Data Analysis for Engineers Training
This specialized training course, organized for the Saudi Council of Engineers, was designed to equip engineers with essential skills and knowledge in data analysis. Covering a wide range of topics from reading data, descriptive analysis, data analysis processes, identifying problem types, dealing with outliers and missing data, to data visualization, regression, simulation, time series, and reliability analysis. The training provided a comprehensive overview of the various aspects involved in data analysis for engineers.
Course Content
The course was structured into several key modules:
- Types of Data: Categorical (Ordinal, Nominal), Numerical (Discrete, Continuous – Interval, Ratio)
- Reading Data: CSV (Online, From desktop), Excel, Scraping (Dynamic pages – selenium, Static pages – rvest library), Financial Data (Quant mod), Databases
- Descriptive Analysis: Classic (Central Tendency – Mean, Variability – Standard Deviation), Resistant (Central Tendency – Median, Variability – IQR), Distribution (graphical – Frequency – Histogram, Probability – CDF, PDF, Skewness, Kurtosis)
- Data Analysis Processes: Google (Ask, Prepare, Process, Analyze, Share, Act), Research (Generation, Collection, Processing, Storage, Management, Analysis, Visualization Interpretation), SAS (Ask, Prepare, Explore, Model, Implement, Act, Evaluate), EMC (Discovery, Pre-processing data, Model planning, Model building, Communicate results, Operationalize), Big Data (Business case evaluation, Data identification, Data acquisition and filtering, Data extraction, Data validation and cleaning, Data aggregation and representation, Data analysis, Data visualization Utilization of analysis results), Project Based (Identifying the problem, Designing data requirements, Pre-processing data, Performing data analysis, Visualizing data)
- Problem Types: Making predictions, Categorizing things, Spotting something unusual, Identifying themes, Discovering connections, Finding patterns
- Outliers: Global outliers, Contextual, Collective
- Missing Data: Types (MCAR, MAR, MNAR)
- Correlation: Normal data (Pearson), Not Normal (Kendall’s tau, Spearman’s rho)
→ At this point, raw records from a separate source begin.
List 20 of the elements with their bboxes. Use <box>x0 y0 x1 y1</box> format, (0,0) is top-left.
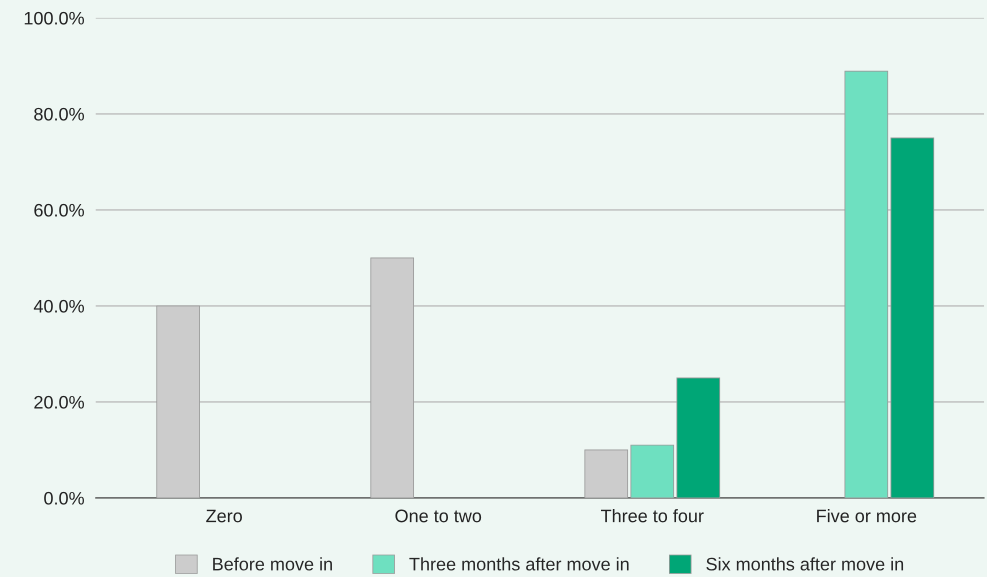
y-tick-label: 20.0% <box>34 396 84 409</box>
x-tick-label: One to two <box>395 510 482 522</box>
legend-label: Before move in <box>213 557 332 571</box>
bar <box>844 70 888 498</box>
y-tick-label: 80.0% <box>34 108 84 121</box>
x-tick-label: Five or more <box>817 509 916 522</box>
legend-label: Six months after move in <box>706 557 904 571</box>
x-tick-label: Zero <box>206 510 242 522</box>
bar <box>584 450 628 498</box>
bar <box>156 306 200 498</box>
y-tick-label: 40.0% <box>34 300 84 313</box>
y-tick-label: 60.0% <box>34 204 84 217</box>
y-tick-label: 0.0% <box>44 492 84 505</box>
y-tick-label: 100.0% <box>24 12 84 25</box>
bar <box>890 137 934 498</box>
x-tick-label: Three to four <box>600 509 704 522</box>
bar <box>370 258 414 498</box>
bar <box>630 444 674 498</box>
bar <box>676 378 720 498</box>
legend-label: Three months after move in <box>409 557 629 571</box>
- Data Visualization: Chart Types, Misleading charts (Graph is accurate, but misleading – giving an irrelevant correlation, ignoring other variables, “cherry picking” data, graph is not properly labelled; Scale is distorted – scale does not start at zero, scale is enlarged, scale is too small, there is no scale or units are missing; Graph is not accurately drawn or distorts the information – pieces of the graph appear larger or smaller than they should (3D), percents don’t add up to 100, pieces in a chart are not in the correct ratios, graph is drawn upside down, units are not evenly or proportionally spaced), Chart Elements, Visual Elements
- Regression:
- Simulation:
- Time Series:
- Reliability Analysis: Parametric (Weibull – Given parameter, Given data), Non-parametric, Component Level (Usage – PM optimization, Predict Failure, Spare parts Optimization, Method – Parametric, Non-parametric – Kaplan-Meier analysis), System Level (Time Value for Money Analysis)
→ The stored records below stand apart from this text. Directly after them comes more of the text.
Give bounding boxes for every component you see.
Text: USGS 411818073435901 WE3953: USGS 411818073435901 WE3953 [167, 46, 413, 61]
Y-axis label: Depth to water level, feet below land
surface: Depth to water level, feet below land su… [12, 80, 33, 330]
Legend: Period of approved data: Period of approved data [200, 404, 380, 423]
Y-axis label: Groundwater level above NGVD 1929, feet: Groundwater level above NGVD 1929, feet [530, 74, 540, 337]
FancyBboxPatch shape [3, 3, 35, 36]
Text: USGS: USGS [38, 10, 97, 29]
- Statistical Process Control (SPC): Process Capability Cp, Cpk, Process Performance Pp, Ppk, Control Chart (Western Electric rules)
- Opportunity Analysis: Porter’s Value Chain, P&L Analysis
- GIS: SF, Tmap, ggplot
Outcome
By the end of the training, participants were equipped with the knowledge and skills to effectively analyze data, make informed decisions, and optimize processes in their engineering practices. They were able to understand and deal with different types of data, perform descriptive analysis, navigate through various data analysis processes, identify and address different types of problems, deal with outliers and missing data, understand correlation, create effective data visualizations, perform regression analysis, run simulations, analyze time series data, conduct reliability analysis, apply statistical process control, perform opportunity analysis, and utilize GIS tools for spatial data analysis.